Can you discuss the cost challenges related to these treatments? Do you expect the upfront costs of CAR-T to decrease as more products come to the market?
It’s certainly difficult to predict at this early stage, but I would anticipate that as more CAR-T therapies come to market, particularly those agents that may be administered on an outpatient basis or those that are considered off-the-shelf, the total cost of care per patient decrease.
There are several factors that I think will play a role in this. If we have off-the-shelf CAR-T, the processing cost would decrease drastically. The T cells would not need to be collected and engineered at the individual patient level. In addition, as safer CAR-T therapies become available, the total cost of managing the adverse effects typically associated with CAR-T would be dramatically reduced.
I’ve seen some estimates about the total costs of treatments, including the CAR-T therapy as well as the hospitalization to manage the side effects could be as high as $1.5 million per patient, which is just astounding. If safer products could eliminate or dramatically reduce that expense, that would be a huge benefit to payers and the health care system overall.

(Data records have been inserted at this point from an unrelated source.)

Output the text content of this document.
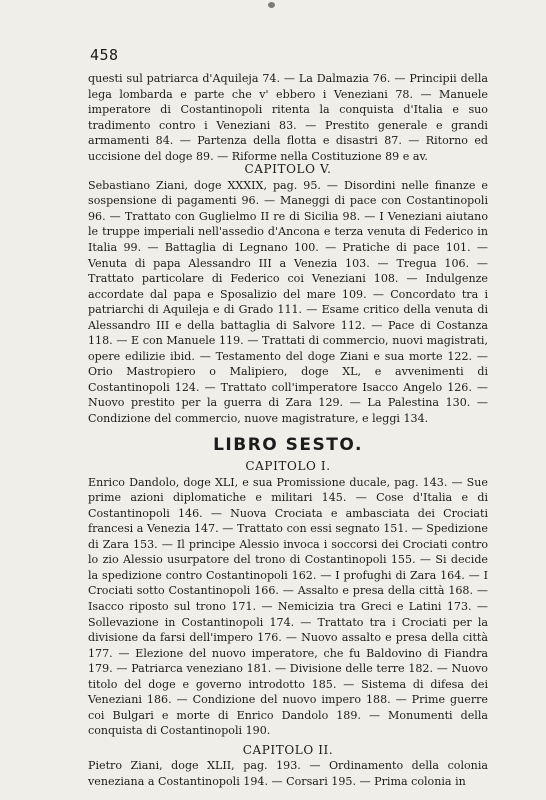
458

questi sul patriarca d'Aquileja 74. — La Dalmazia 76. — Principii della lega lombarda e parte che v' ebbero i Veneziani 78. — Manuele imperatore di Costantinopoli ritenta la conquista d'Italia e suo tradimento contro i Veneziani 83. — Prestito generale e grandi armamenti 84. — Partenza della flotta e disastri 87. — Ritorno ed uccisione del doge 89. — Riforme nella Costituzione 89 e av.

CAPITOLO V.

Sebastiano Ziani, doge XXXIX, pag. 95. — Disordini nelle finanze e sospensione di pagamenti 96. — Maneggi di pace con Costantinopoli 96. — Trattato con Guglielmo II re di Sicilia 98. — I Veneziani aiutano le truppe imperiali nell'assedio d'Ancona e terza venuta di Federico in Italia 99. — Battaglia di Legnano 100. — Pratiche di pace 101. — Venuta di papa Alessandro III a Venezia 103. — Tregua 106. — Trattato particolare di Federico coi Veneziani 108. — Indulgenze accordate dal papa e Sposalizio del mare 109. — Concordato tra i patriarchi di Aquileja e di Grado 111. — Esame critico della venuta di Alessandro III e della battaglia di Salvore 112. — Pace di Costanza 118. — E con Manuele 119. — Trattati di commercio, nuovi magistrati, opere edilizie ibid. — Testamento del doge Ziani e sua morte 122. — Orio Mastropiero o Malipiero, doge XL, e avvenimenti di Costantinopoli 124. — Trattato coll'imperatore Isacco Angelo 126. — Nuovo prestito per la guerra di Zara 129. — La Palestina 130. — Condizione del commercio, nuove magistrature, e leggi 134.

LIBRO SESTO.

CAPITOLO I.

Enrico Dandolo, doge XLI, e sua Promissione ducale, pag. 143. — Sue prime azioni diplomatiche e militari 145. — Cose d'Italia e di Costantinopoli 146. — Nuova Crociata e ambasciata dei Crociati francesi a Venezia 147. — Trattato con essi segnato 151. — Spedizione di Zara 153. — Il principe Alessio invoca i soccorsi dei Crociati contro lo zio Alessio usurpatore del trono di Costantinopoli 155. — Si decide la spedizione contro Costantinopoli 162. — I profughi di Zara 164. — I Crociati sotto Costantinopoli 166. — Assalto e presa della città 168. — Isacco riposto sul trono 171. — Nemicizia tra Greci e Latini 173. — Sollevazione in Costantinopoli 174. — Trattato tra i Crociati per la divisione da farsi dell'impero 176. — Nuovo assalto e presa della città 177. — Elezione del nuovo imperatore, che fu Baldovino di Fiandra 179. — Patriarca veneziano 181. — Divisione delle terre 182. — Nuovo titolo del doge e governo introdotto 185. — Sistema di difesa dei Veneziani 186. — Condizione del nuovo impero 188. — Prime guerre coi Bulgari e morte di Enrico Dandolo 189. — Monumenti della conquista di Costantinopoli 190.

CAPITOLO II.

Pietro Ziani, doge XLII, pag. 193. — Ordinamento della colonia veneziana a Costantinopoli 194. — Corsari 195. — Prima colonia in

In terms of the challenges related to the cost of these treatments, some of them I already hinted at in terms of the total cost per care, but perhaps I think the biggest challenge is that the high cost of therapy is upfront, which is very different from the payment model that we are accustomed to where treatment and payment is spread out over a period of time. In addition to the upfront costs, the high cost ranging from just under $400,000 to almost half a million dollars per patient for the therapy alone, may be tough for payers to accept when there is a chance that this one-time treatment may not even work for the patient. We have already seen a lot of discussion surrounding value-based contracting as well as reimbursement if therapy does not work for the currently available CAR-T, and I really anticipate that that conversation will continue to amplify as we gather more real-world data for these agents, as well as when those additional CAR-T therapies and gene therapies come to market.